Tools & Dataset
Technologies, libraries, and data used to build the Smart Credit Risk System
Tools Used
Building a Machine Learning web application requires various tools and technologies. Here's what we used for this project:
Programming & Development
- Python: The main programming language. Python is perfect for Machine Learning because it has excellent libraries and is easy to read and write.
- VS Code: Visual Studio Code is our code editor. It helps us write, debug, and organize our code with features like syntax highlighting and extensions.
Web Framework & Server
- Flask: A lightweight Python web framework. Flask makes it easy to create web applications and APIs. It's simple to learn but powerful enough for production use.
- Gunicorn: A production-ready web server for Python applications. While Flask has a built-in development server, Gunicorn is needed for deploying to production platforms like Render.
Machine Learning Libraries
- Scikit-learn: One of the most popular Machine Learning libraries in Python. It provides our Random Forest Classifier, data preprocessing tools (imputers, scalers, encoders), and pipeline functionality.
- Pandas: A powerful library for data manipulation and analysis. We use it to organize user input into DataFrames (like Excel spreadsheets) that our model can understand.
- Joblib: A library for saving and loading Python objects efficiently. We use it to save our trained model and load it in the Flask app without retraining.
- NumPy: A fundamental library for numerical computing. It's a dependency for scikit-learn and pandas, handling all the mathematical operations behind the scenes.
Deployment & Version Control
- GitHub: A platform for storing and sharing code. We use it to version control our project, track changes, and collaborate. It also integrates with deployment platforms.
- Render: A cloud platform for deploying web applications. Render automatically builds and deploys our Flask app from GitHub, making it accessible to users worldwide via a URL.
Technology Stack Summary
Dataset
Our Smart Credit Risk System was trained on the Credit Risk Dataset from Kaggle.
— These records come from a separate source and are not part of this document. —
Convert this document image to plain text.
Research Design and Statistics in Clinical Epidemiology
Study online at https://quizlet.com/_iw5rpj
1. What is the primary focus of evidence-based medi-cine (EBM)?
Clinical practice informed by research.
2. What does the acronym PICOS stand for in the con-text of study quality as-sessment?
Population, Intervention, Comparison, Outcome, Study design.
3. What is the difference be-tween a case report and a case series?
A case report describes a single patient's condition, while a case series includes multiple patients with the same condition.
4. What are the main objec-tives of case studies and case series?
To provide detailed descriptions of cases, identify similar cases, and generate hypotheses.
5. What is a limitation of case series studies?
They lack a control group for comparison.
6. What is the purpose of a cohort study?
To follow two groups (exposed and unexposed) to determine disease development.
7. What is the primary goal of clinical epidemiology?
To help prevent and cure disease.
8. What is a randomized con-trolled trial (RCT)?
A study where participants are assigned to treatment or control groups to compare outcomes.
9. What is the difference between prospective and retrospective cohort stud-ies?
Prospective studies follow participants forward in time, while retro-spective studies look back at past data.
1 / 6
This dataset contains real-world loan application information and outcomes, making it perfect for training a credit risk prediction model.
Dataset Source
Platform: Kaggle
Dataset Name: Credit Risk Dataset
Type: Structured tabular data (CSV format)
Main Features in the Dataset
The dataset includes various features (columns) that describe loan applicants and their loan details:
- Age: The applicant's age in years
- Person Income: The applicant's annual income in dollars
- Loan Amount: The total amount of money requested for the loan
- Loan Interest Rate: The annual interest rate percentage for the loan
- Loan Intent: The purpose of the loan (e.g., "Home Improvement", "Debt Consolidation", "Medical", "Personal", "Venture", "Education")
- Employment Length: How long the person has been employed (in years)
- Home Ownership: Whether the person owns a home, rents, or has a mortgage
- Previous Default: Whether the person has defaulted on a loan before (Yes/No)
- Credit History Length: How long the person's credit history is (in years)
Target Variable
The dataset also includes the loan_status column, which tells us whether each loan applicant actually defaulted (didn't pay back) or paid back successfully. This is what we're trying to predict for new applicants!
- 0: Loan was paid back successfully (SAFE)
- 1: Loan defaulted (RISKY)
Why This Dataset?
This dataset is ideal for our project because:
- It contains real-world financial data, making our model practical and relevant
- It has a good mix of numerical features (age, income) and categorical features (loan intent, home ownership)
- It's large enough to train a robust model but manageable in size
- It's publicly available and well-documented on Kaggle
📊 Data Preprocessing
Before training, the data goes through preprocessing steps:
- Handling Missing Values: Some applications might have missing information, which we fill in
- Scaling: Numerical features are normalized to the same scale
- Encoding: Categorical features (like "Home Improvement") are converted to numbers
- Feature Engineering: We calculate derived features like interest_burden
Project Architecture
Here's how all these tools work together:
- Data Collection: Download Credit Risk Dataset from Kaggle
- Model Training: Use Python, Scikit-learn, and Pandas to train Random Forest model
- Model Saving: Use Joblib to save the trained model
- Web Development: Use Flask to create the web application
- Frontend: Create HTML/CSS interface for user interaction
- Version Control: Store code on GitHub
- Deployment: Deploy to Render using Gunicorn
- Result: Live web application accessible to users!